Depression is all too often a gateway into drug and alcohol use. It’s easy to see why. Those who experience feelings of depressions take alcohol and drugs in order to escape their negative emotions. But those who are clinically depressed are going to stay depressed if they do not seek treatment. And if these individuals are using drugs and alcohol on a regular basis, chances are their usage will soon turn into full-blown addiction as they continue in a vain attempt to self-medicate.

For some individuals who have depression and a substance use disorder, giving up drugs or alcohol can actually make depression worse. If you’ve been using alcohol for years to bury your depressive symptoms, you may find that your depression rises to the surface in sobriety. That’s why it’s so important to receive integrated treatment for both depression and substance abuse at the same time.

Without treating the depression that drives your addiction, or vice versa, you’re likely to go back to your addictive behaviors or to experience a return of your depressive symptoms as soon as you finish rehabilitation. In many cases, people who have depression and substance abuse drop out of conventional rehab programs because sobriety is too much to handle without the right level of therapeutic support.

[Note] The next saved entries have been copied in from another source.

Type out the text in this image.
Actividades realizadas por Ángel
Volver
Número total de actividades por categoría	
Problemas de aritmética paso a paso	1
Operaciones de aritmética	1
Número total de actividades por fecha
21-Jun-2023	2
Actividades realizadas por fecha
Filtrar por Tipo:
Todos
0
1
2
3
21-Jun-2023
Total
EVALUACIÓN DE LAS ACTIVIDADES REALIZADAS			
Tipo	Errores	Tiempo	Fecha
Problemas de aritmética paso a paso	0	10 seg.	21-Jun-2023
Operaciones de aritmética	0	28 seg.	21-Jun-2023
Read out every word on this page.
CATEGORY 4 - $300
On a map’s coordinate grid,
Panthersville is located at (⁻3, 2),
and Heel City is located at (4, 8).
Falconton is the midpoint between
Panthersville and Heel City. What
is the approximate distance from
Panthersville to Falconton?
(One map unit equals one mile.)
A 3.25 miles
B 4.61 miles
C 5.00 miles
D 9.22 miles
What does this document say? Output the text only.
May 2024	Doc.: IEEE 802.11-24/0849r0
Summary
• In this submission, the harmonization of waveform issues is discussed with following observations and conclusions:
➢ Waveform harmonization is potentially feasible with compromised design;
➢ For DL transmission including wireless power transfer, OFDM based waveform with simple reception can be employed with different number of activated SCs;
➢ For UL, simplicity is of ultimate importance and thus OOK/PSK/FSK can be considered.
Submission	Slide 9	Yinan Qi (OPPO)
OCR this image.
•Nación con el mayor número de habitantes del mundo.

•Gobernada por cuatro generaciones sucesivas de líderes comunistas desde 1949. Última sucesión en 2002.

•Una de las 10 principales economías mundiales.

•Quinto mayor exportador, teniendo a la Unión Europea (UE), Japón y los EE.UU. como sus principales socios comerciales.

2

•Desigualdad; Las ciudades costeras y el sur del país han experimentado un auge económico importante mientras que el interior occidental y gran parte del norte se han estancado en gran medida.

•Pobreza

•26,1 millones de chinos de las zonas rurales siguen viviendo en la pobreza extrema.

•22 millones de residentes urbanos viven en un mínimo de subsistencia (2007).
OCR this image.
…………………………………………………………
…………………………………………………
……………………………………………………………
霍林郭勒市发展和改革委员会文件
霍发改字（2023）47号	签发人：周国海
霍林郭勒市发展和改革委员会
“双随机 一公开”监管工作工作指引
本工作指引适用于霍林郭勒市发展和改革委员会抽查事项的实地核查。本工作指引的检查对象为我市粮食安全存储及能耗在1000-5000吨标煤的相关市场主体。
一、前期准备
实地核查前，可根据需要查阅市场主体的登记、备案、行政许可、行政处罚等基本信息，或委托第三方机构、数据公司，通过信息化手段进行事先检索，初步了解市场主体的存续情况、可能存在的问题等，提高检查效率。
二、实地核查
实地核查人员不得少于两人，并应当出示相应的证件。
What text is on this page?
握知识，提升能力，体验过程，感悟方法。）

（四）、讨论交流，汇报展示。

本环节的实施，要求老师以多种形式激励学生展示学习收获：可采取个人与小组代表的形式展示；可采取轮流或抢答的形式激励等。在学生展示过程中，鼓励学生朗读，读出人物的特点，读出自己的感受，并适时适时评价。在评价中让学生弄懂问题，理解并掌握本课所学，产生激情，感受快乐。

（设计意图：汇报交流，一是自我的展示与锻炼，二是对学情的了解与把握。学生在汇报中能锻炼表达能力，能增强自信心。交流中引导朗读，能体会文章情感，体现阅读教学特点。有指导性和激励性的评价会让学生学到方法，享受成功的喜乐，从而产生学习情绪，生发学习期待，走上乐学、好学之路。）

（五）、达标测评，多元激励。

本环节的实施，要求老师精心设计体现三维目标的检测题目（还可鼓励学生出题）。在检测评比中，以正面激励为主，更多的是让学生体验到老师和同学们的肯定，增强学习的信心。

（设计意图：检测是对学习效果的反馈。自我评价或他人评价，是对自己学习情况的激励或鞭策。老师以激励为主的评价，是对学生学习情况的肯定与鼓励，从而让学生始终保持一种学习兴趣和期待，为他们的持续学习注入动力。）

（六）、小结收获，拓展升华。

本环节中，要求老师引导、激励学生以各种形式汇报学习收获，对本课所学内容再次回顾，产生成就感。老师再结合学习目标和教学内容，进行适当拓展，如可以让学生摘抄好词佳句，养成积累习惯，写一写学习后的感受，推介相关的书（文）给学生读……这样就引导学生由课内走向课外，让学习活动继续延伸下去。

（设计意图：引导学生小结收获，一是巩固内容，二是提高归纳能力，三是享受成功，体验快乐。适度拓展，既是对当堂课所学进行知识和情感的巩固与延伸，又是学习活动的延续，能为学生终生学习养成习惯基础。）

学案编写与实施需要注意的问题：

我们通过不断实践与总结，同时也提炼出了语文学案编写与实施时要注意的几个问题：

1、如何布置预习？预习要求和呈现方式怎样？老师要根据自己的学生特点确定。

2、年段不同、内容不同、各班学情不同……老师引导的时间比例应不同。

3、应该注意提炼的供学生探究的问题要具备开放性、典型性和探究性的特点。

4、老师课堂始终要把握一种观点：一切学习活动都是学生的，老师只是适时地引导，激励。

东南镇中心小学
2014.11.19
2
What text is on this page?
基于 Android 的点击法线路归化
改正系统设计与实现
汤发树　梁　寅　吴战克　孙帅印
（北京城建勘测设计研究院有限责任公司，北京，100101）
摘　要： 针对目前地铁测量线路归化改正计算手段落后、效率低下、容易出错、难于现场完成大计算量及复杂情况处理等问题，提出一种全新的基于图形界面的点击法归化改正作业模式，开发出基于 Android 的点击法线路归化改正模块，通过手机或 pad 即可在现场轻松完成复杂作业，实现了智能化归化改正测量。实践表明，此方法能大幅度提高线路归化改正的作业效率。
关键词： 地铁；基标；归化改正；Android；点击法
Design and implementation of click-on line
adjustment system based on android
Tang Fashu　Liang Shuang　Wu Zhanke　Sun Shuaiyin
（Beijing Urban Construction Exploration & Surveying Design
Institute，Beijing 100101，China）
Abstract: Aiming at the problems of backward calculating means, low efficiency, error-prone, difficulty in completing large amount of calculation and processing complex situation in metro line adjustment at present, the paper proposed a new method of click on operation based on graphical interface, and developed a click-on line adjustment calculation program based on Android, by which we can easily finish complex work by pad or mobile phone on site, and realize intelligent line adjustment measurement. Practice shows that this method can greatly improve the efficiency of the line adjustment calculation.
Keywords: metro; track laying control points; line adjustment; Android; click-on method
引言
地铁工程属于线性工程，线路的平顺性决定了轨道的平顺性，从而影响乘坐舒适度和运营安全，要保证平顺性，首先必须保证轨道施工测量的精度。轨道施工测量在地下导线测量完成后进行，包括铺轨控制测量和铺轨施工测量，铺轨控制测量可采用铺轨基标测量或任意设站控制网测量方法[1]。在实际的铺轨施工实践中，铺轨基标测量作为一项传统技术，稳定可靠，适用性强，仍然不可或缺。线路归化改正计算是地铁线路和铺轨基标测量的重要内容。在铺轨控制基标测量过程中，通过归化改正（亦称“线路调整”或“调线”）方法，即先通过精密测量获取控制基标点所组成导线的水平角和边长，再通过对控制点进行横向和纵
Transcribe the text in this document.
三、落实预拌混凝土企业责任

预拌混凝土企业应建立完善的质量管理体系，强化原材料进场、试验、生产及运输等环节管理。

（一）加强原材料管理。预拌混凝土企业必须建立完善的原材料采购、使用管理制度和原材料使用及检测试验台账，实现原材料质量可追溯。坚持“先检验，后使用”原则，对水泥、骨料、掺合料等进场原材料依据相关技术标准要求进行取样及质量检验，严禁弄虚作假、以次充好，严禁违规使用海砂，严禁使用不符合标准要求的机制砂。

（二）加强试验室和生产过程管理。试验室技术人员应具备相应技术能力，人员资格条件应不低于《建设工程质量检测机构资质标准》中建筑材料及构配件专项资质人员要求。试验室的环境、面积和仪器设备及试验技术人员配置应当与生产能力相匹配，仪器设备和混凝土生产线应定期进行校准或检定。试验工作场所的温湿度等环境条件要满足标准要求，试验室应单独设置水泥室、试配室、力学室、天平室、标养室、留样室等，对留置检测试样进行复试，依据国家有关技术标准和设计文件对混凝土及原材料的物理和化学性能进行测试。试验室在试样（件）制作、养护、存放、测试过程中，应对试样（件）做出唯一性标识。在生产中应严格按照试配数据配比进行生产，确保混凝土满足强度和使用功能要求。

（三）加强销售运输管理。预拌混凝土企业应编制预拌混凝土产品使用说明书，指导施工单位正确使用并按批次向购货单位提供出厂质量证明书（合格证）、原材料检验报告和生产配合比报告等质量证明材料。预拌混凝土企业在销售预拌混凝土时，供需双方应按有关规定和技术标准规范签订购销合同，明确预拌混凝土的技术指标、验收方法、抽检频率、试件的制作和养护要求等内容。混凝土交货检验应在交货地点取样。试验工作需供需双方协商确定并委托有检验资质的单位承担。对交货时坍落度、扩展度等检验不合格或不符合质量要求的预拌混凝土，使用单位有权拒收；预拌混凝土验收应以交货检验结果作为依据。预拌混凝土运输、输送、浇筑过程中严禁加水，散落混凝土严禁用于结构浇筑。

How Are Mood Disorders Treated?

Mood disorders can often be treated with success. Treatment may include:

  • Antidepressant and mood stabilizing medicines—especially when combined with psychotherapy have shown to work very well in the treatment of depression
  • Psychotherapy—most often cognitive-behavioral and/or interpersonal therapy. This therapy is focused on changing the person’s distorted views of himself or herself and the environment around him or her. It also helps to improve interpersonal relationship skills, and identifying stressors in the environment and how to avoid them
  • Family therapy
  • Other therapies, such as electroconvulsive therapy and transcranial stimulation

Families play a vital supportive role in any treatment process. When correctly diagnosed and treated, people with mood disorders can live, stable, productive, healthy lives.